Penned by star Jason Segel, best known for his role on How I Met Your Mother, produced by Knocked Up's Judd Apatow, and starring TV sweetheart Kristin Bell, Forgetting Sarah Marshall definitely has the comic man power needed to generate laughs in a market laden with cookie-cutter romance comedies.
Forgetting Sarah Marshall, is, thankfully, not one of them.
The premise: Girl Dumps Boy. Boy wallows in self-pity. Boy goes to Hawaii, where he happens to be staying at the same hotel as the Girl and her new, unbathed boyfriend. Though contrived, the concept opens the movie up for tons of awkward situations and drunken confessions. A movie that would, at best, strike a balance between gross-out humor and lighthearted wit.
And that's exactly what it did.
The movie starts out rocky, with the laughs being forced as we painfully watch the lackluster break up of Sarah (Bell), the star of a a CSI-like TV show, and her less-than-stellar boyfriend Peter (Segel). Sarah spouts uncreative puns as the black light shines off her glossy blonde hair, while Peter composes the show's "musical" score, though he secretly longs to develop a rock opera based on Dracula.
The first half hour of the movie was enough to make anyone with high morals walk out, as the story followed Peter's truly sad and hormonal-driven breakup behavior. When Peter finally gets to Hawaii, Forgetting Sarah Marshall finally starts to shape into a substantial movie. But Hawaii is not without its problems- it turns out Sarah is staying at the same hotel with her new beau, Aldous Snow, a British pop singer with a some sort of weird pelvis-thrusting condition.
Peter, of course, is thrown for a loop, but he gets some much-needed, if not well thought out, advice from his step-brother Brian (Bill Hader) via webcam and some quirky island folks like Chuck, the surf instructor with a case of short-term memory loss (Paul Rudd). But it's not until he starts seeing front desk worker Rachel (Mila Kunis), that Peter starts to actually remember why he's there in the first place.
Despite the immense lack of chemistry between Segel and Kunis, their relationship works because it is not the forefront of the story.

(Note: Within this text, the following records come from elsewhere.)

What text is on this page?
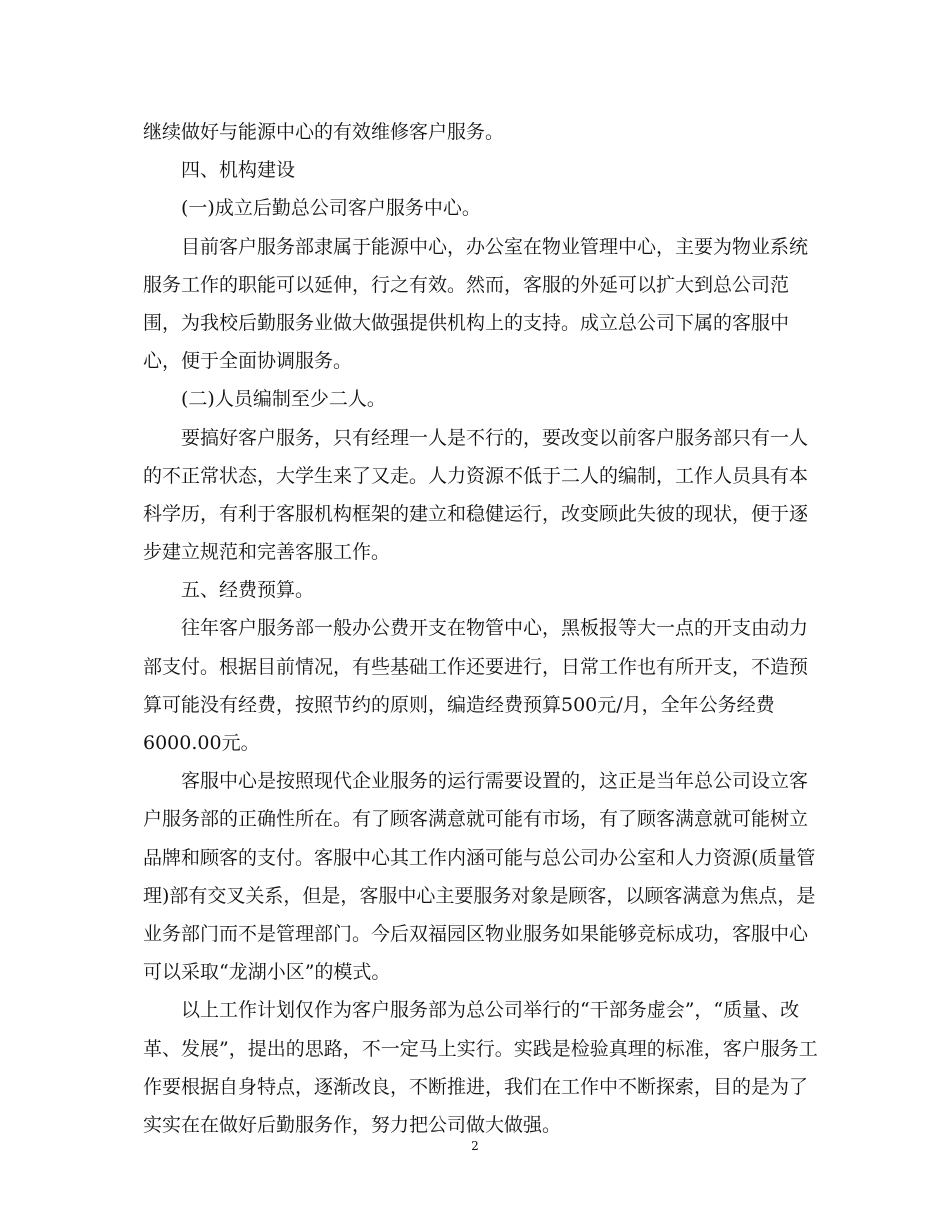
继续做好与能源中心的有效维修客户服务。

四、机构建设

(一)成立后勤总公司客户服务中心。

目前客户服务部隶属于能源中心，办公室在物业管理中心，主要为物业系统

服务工作的职能可以延伸，行之有效。然而，客服的外延可以扩大到总公司范

围，为我校后勤服务业做大做强提供机构上的支持。成立总公司下属的客服中

心，便于全面协调服务。

(二)人员编制至少二人。

要搞好客户服务，只有经理一人是不行的，要改变以前客户服务部只有一人

的不正常状态，大学生来了又走。人力资源不低于二人的编制，工作人员具有本

科学历，有利于客服机构框架的建立和稳健运行，改变顾此失彼的现状，便于逐

步建立规范和完善客服工作。

五、经费预算。

往年客户服务部一般办公费开支在物管中心，黑板报等大一点的开支由动力

部支付。根据目前情况，有些基础工作还要进行，日常工作也有所开支，不造预

算可能没有经费，按照节约的原则，编造经费预算500元/月，全年公务经费

6000.00元。

客服中心是按照现代企业服务的运行需要设置的，这正是当年总公司设立客

户服务部的正确性所在。有了顾客满意就可能有市场，有了顾客满意就可能树立

品牌和顾客的支付。客服中心其工作内涵可能与总公司办公室和人力资源(质量管

理)部有交叉关系，但是，客服中心主要服务对象是顾客，以顾客满意为焦点，是

业务部门而不是管理部门。今后双福园区物业服务如果能够竞标成功，客服中心

可以采取“龙湖小区”的模式。

以上工作计划仅作为客户服务部为总公司举行的“干部务虚会”，“质量、改

革、发展”，提出的思路，不一定马上实行。实践是检验真理的标准，客户服务工

作要根据自身特点，逐渐改良，不断推进，我们在工作中不断探索，目的是为了

实实在在做好后勤服务作，努力把公司做大做强。

2
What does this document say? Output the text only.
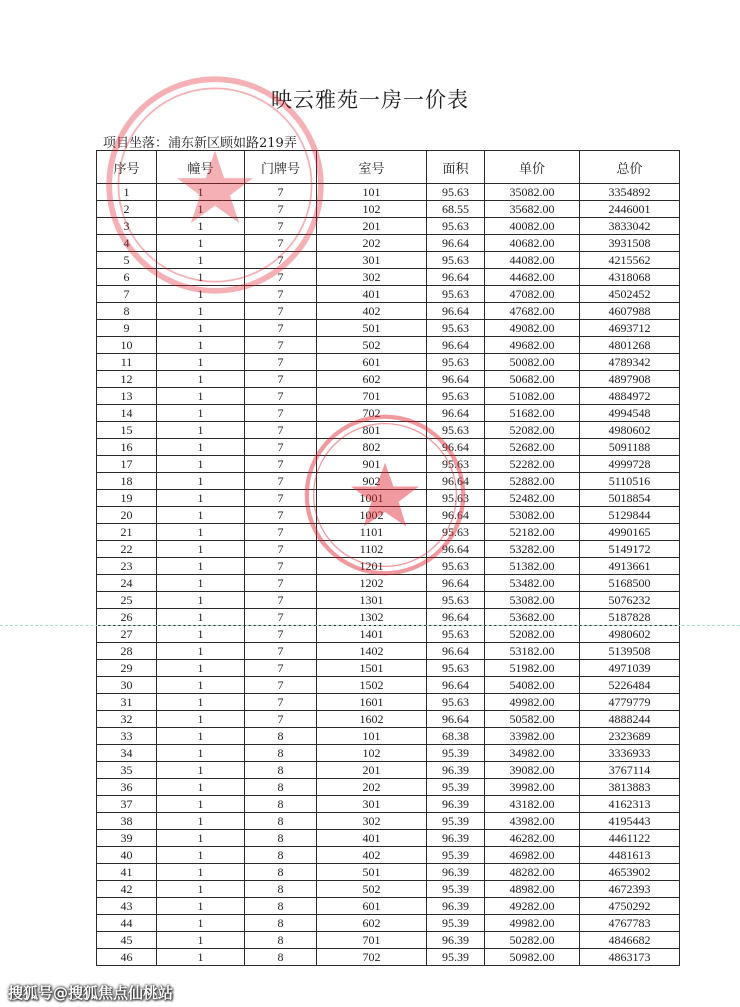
映云雅苑一房一价表
项目坐落：浦东新区顾如路219弄
序号	幢号	门牌号	室号	面积	单价	总价
1	1	7	101	95.63	35082.00	3354892
2	1	7	102	68.55	35682.00	2446001
3	1	7	201	95.63	40082.00	3833042
4	1	7	202	96.64	40682.00	3931508
5	1	7	301	95.63	44082.00	4215562
6	1	7	302	96.64	44682.00	4318068
7	1	7	401	95.63	47082.00	4502452
8	1	7	402	96.64	47682.00	4607988
9	1	7	501	95.63	49082.00	4693712
10	1	7	502	96.64	49682.00	4801268
11	1	7	601	95.63	50082.00	4789342
12	1	7	602	96.64	50682.00	4897908
13	1	7	701	95.63	51082.00	4884972
14	1	7	702	96.64	51682.00	4994548
15	1	7	801	95.63	52082.00	4980602
16	1	7	802	96.64	52682.00	5091188
17	1	7	901	95.63	52282.00	4999728
18	1	7	902	96.64	52882.00	5110516
19	1	7	1001	95.63	52482.00	5018854
20	1	7	1002	96.64	53082.00	5129844
21	1	7	1101	95.63	52182.00	4990165
22	1	7	1102	96.64	53282.00	5149172
23	1	7	1201	95.63	51382.00	4913661
24	1	7	1202	96.64	53482.00	5168500
25	1	7	1301	95.63	53082.00	5076232
26	1	7	1302	96.64	53682.00	5187828
27	1	7	1401	95.63	52082.00	4980602
28	1	7	1402	96.64	53182.00	5139508
29	1	7	1501	95.63	51982.00	4971039
30	1	7	1502	96.64	54082.00	5226484
31	1	7	1601	95.63	49982.00	4779779
32	1	7	1602	96.64	50582.00	4888244
33	1	8	101	68.38	33982.00	2323689
34	1	8	102	95.39	34982.00	3336933
35	1	8	201	96.39	39082.00	3767114
36	1	8	202	95.39	39982.00	3813883
37	1	8	301	96.39	43182.00	4162313
38	1	8	302	95.39	43982.00	4195443
39	1	8	401	96.39	46282.00	4461122
40	1	8	402	95.39	46982.00	4481613
41	1	8	501	96.39	48282.00	4653902
42	1	8	502	95.39	48982.00	4672393
43	1	8	601	96.39	49282.00	4750292
44	1	8	602	95.39	49982.00	4767783
45	1	8	701	96.39	50282.00	4846682
46	1	8	702	95.39	50982.00	4863173
搜狐号@搜狐焦点仙桃站
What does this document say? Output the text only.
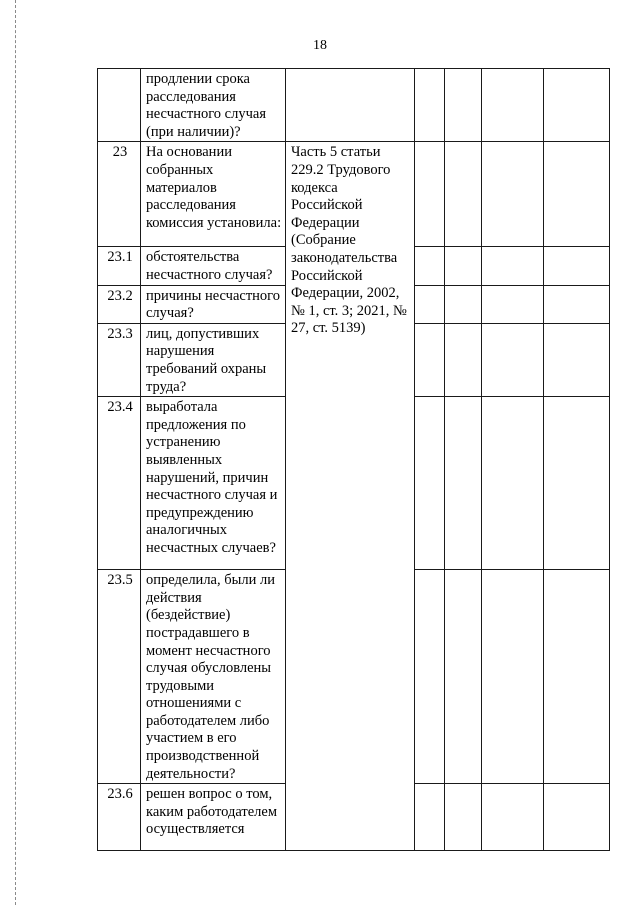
18
	продлении срока расследования несчастного случая (при наличии)?					
23	На основании собранных материалов расследования комиссия установила:	Часть 5 статьи 229.2 Трудового кодекса Российской Федерации (Собрание законодательства Российской Федерации, 2002, № 1, ст. 3; 2021, № 27, ст. 5139)				
23.1	обстоятельства несчастного случая?					
23.2	причины несчастного случая?					
23.3	лиц, допустивших нарушения требований охраны труда?					
23.4	выработала предложения по устранению выявленных нарушений, причин несчастного случая и предупреждению аналогичных несчастных случаев?					
23.5	определила, были ли действия (бездействие) пострадавшего в момент несчастного случая обусловлены трудовыми отношениями с работодателем либо участием в его производственной деятельности?					
23.6	решен вопрос о том, каким работодателем осуществляется					
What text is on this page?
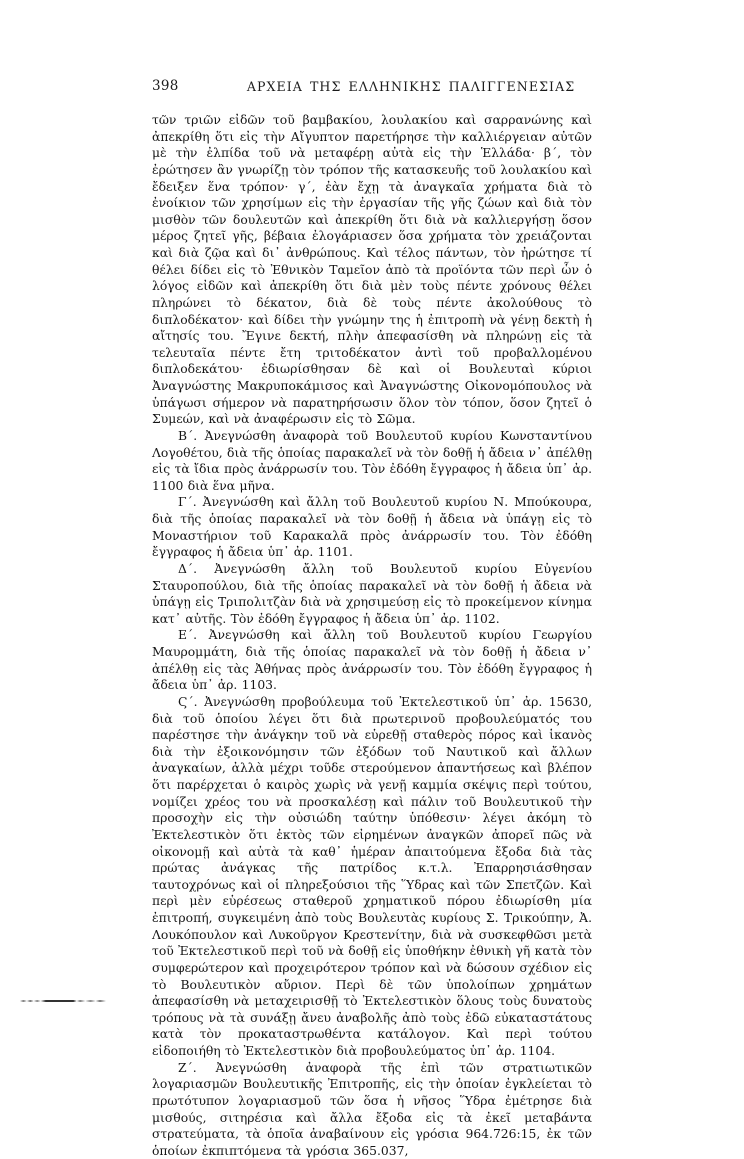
398	ΑΡΧΕΙΑ ΤΗΣ ΕΛΛΗΝΙΚΗΣ ΠΑΛΙΓΓΕΝΕΣΙΑΣ

τῶν τριῶν εἰδῶν τοῦ βαμβακίου, λουλακίου καὶ σαρρανώνης καὶ ἀπεκρίθη ὅτι εἰς τὴν Αἴγυπτον παρετήρησε τὴν καλλιέργειαν αὐτῶν μὲ τὴν ἐλπίδα τοῦ νὰ μεταφέρῃ αὐτὰ εἰς τὴν Ἑλλάδα· β΄, τὸν ἐρώτησεν ἂν γνωρίζῃ τὸν τρόπον τῆς κατασκευῆς τοῦ λουλακίου καὶ ἔδειξεν ἕνα τρόπον· γ΄, ἐὰν ἔχῃ τὰ ἀναγκαῖα χρήματα διὰ τὸ ἐνοίκιον τῶν χρησίμων εἰς τὴν ἐργασίαν τῆς γῆς ζώων καὶ διὰ τὸν μισθὸν τῶν δουλευτῶν καὶ ἀπεκρίθη ὅτι διὰ νὰ καλλιεργήσῃ ὅσον μέρος ζητεῖ γῆς, βέβαια ἐλογάριασεν ὅσα χρήματα τὸν χρειάζονται καὶ διὰ ζῷα καὶ δι᾽ ἀνθρώπους. Καὶ τέλος πάντων, τὸν ἠρώτησε τί θέλει δίδει εἰς τὸ Ἐθνικὸν Ταμεῖον ἀπὸ τὰ προϊόντα τῶν περὶ ὧν ὁ λόγος εἰδῶν καὶ ἀπεκρίθη ὅτι διὰ μὲν τοὺς πέντε χρόνους θέλει πληρώνει τὸ δέκατον, διὰ δὲ τοὺς πέντε ἀκολούθους τὸ διπλοδέκατον· καὶ δίδει τὴν γνώμην της ἡ ἐπιτροπὴ νὰ γένῃ δεκτὴ ἡ αἴτησίς του. Ἔγινε δεκτή, πλὴν ἀπεφασίσθη νὰ πληρώνῃ εἰς τὰ τελευταῖα πέντε ἔτη τριτοδέκατον ἀντὶ τοῦ προβαλλομένου διπλοδεκάτου· ἐδιωρίσθησαν δὲ καὶ οἱ Βουλευταὶ κύριοι Ἀναγνώστης Μακρυποκάμισος καὶ Ἀναγνώστης Οἰκονομόπουλος νὰ ὑπάγωσι σήμερον νὰ παρατηρήσωσιν ὅλον τὸν τόπον, ὅσον ζητεῖ ὁ Συμεών, καὶ νὰ ἀναφέρωσιν εἰς τὸ Σῶμα.

Β΄. Ἀνεγνώσθη ἀναφορὰ τοῦ Βουλευτοῦ κυρίου Κωνσταντίνου Λογοθέτου, διὰ τῆς ὁποίας παρακαλεῖ νὰ τὸν δοθῇ ἡ ἄδεια ν᾽ ἀπέλθῃ εἰς τὰ ἴδια πρὸς ἀνάρρωσίν του. Τὸν ἐδόθη ἔγγραφος ἡ ἄδεια ὑπ᾽ ἀρ. 1100 διὰ ἕνα μῆνα.

Γ΄. Ἀνεγνώσθη καὶ ἄλλη τοῦ Βουλευτοῦ κυρίου Ν. Μπούκουρα, διὰ τῆς ὁποίας παρακαλεῖ νὰ τὸν δοθῇ ἡ ἄδεια νὰ ὑπάγῃ εἰς τὸ Μοναστήριον τοῦ Καρακαλᾶ πρὸς ἀνάρρωσίν του. Τὸν ἐδόθη ἔγγραφος ἡ ἄδεια ὑπ᾽ ἀρ. 1101.

Δ΄. Ἀνεγνώσθη ἄλλη τοῦ Βουλευτοῦ κυρίου Εὐγενίου Σταυροπούλου, διὰ τῆς ὁποίας παρακαλεῖ νὰ τὸν δοθῇ ἡ ἄδεια νὰ ὑπάγῃ εἰς Τριπολιτζὰν διὰ νὰ χρησιμεύσῃ εἰς τὸ προκείμενον κίνημα κατ᾽ αὐτῆς. Τὸν ἐδόθη ἔγγραφος ἡ ἄδεια ὑπ᾽ ἀρ. 1102.

Ε΄. Ἀνεγνώσθη καὶ ἄλλη τοῦ Βουλευτοῦ κυρίου Γεωργίου Μαυρομμάτη, διὰ τῆς ὁποίας παρακαλεῖ νὰ τὸν δοθῇ ἡ ἄδεια ν᾽ ἀπέλθῃ εἰς τὰς Ἀθήνας πρὸς ἀνάρρωσίν του. Τὸν ἐδόθη ἔγγραφος ἡ ἄδεια ὑπ᾽ ἀρ. 1103.

Ϛ΄. Ἀνεγνώσθη προβούλευμα τοῦ Ἐκτελεστικοῦ ὑπ᾽ ἀρ. 15630, διὰ τοῦ ὁποίου λέγει ὅτι διὰ πρωτερινοῦ προβουλεύματός του παρέστησε τὴν ἀνάγκην τοῦ νὰ εὑρεθῇ σταθερὸς πόρος καὶ ἱκανὸς διὰ τὴν ἐξοικονόμησιν τῶν ἐξόδων τοῦ Ναυτικοῦ καὶ ἄλλων ἀναγκαίων, ἀλλὰ μέχρι τοῦδε στερούμενον ἀπαντήσεως καὶ βλέπον ὅτι παρέρχεται ὁ καιρὸς χωρὶς νὰ γενῇ καμμία σκέψις περὶ τούτου, νομίζει χρέος του νὰ προσκαλέσῃ καὶ πάλιν τοῦ Βουλευτικοῦ τὴν προσοχὴν εἰς τὴν οὐσιώδη ταύτην ὑπόθεσιν· λέγει ἀκόμη τὸ Ἐκτελεστικὸν ὅτι ἐκτὸς τῶν εἰρημένων ἀναγκῶν ἀπορεῖ πῶς νὰ οἰκονομῇ καὶ αὐτὰ τὰ καθ᾽ ἡμέραν ἀπαιτούμενα ἔξοδα διὰ τὰς πρώτας ἀνάγκας τῆς πατρίδος κ.τ.λ. Ἐπαρρησιάσθησαν ταυτοχρόνως καὶ οἱ πληρεξούσιοι τῆς Ὕδρας καὶ τῶν Σπετζῶν. Καὶ περὶ μὲν εὑρέσεως σταθεροῦ χρηματικοῦ πόρου ἐδιωρίσθη μία ἐπιτροπή, συγκειμένη ἀπὸ τοὺς Βουλευτὰς κυρίους Σ. Τρικούπην, Ἀ. Λουκόπουλον καὶ Λυκοῦργον Κρεστενίτην, διὰ νὰ συσκεφθῶσι μετὰ τοῦ Ἐκτελεστικοῦ περὶ τοῦ νὰ δοθῇ εἰς ὑποθήκην ἐθνικὴ γῆ κατὰ τὸν συμφερώτερον καὶ προχειρότερον τρόπον καὶ νὰ δώσουν σχέδιον εἰς τὸ Βουλευτικὸν αὔριον. Περὶ δὲ τῶν ὑπολοίπων χρημάτων ἀπεφασίσθη νὰ μεταχειρισθῇ τὸ Ἐκτελεστικὸν ὅλους τοὺς δυνατοὺς τρόπους νὰ τὰ συνάξῃ ἄνευ ἀναβολῆς ἀπὸ τοὺς ἐδῶ εὐκαταστάτους κατὰ τὸν προκαταστρωθέντα κατάλογον. Καὶ περὶ τούτου εἰδοποιήθη τὸ Ἐκτελεστικὸν διὰ προβουλεύματος ὑπ᾽ ἀρ. 1104.

Ζ΄. Ἀνεγνώσθη ἀναφορὰ τῆς ἐπὶ τῶν στρατιωτικῶν λογαριασμῶν Βουλευτικῆς Ἐπιτροπῆς, εἰς τὴν ὁποίαν ἐγκλείεται τὸ πρωτότυπον λογαριασμοῦ τῶν ὅσα ἡ νῆσος Ὕδρα ἐμέτρησε διὰ μισθούς, σιτηρέσια καὶ ἄλλα ἔξοδα εἰς τὰ ἐκεῖ μεταβάντα στρατεύματα, τὰ ὁποῖα ἀναβαίνουν εἰς γρόσια 964.726:15, ἐκ τῶν ὁποίων ἐκπιπτόμενα τὰ γρόσια 365.037,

Segel plays Peter with a self-assuredness that Segel himself is completely oblivious to, allowing him to shine in even the most impossible situations, such as a chance meeting with Aldous while surfing, and a subplot involving a gay-looking Christian fellow who is unable to satisfy his new wife.
For me, the biggest comic relief came in the form of Aldous, who epitomized every charicature of a British rock star with his egocentric and sex-obsessed musings, invoking the boy-band alter ego of Johnny Depp's Jack Sparrow. And like Sparrow, he was right most of the time, even if he was being a self-absorbed ass.
Even though at moments Forgetting Sarah Marshall seems ridiculous, we call all relate to Peter's plight, his awkwardness, his fumblings, and his revelations. The truth is, this movie is believable at heart, and we all know how difficult it can be to forget the Sarah Marshalls in our lives.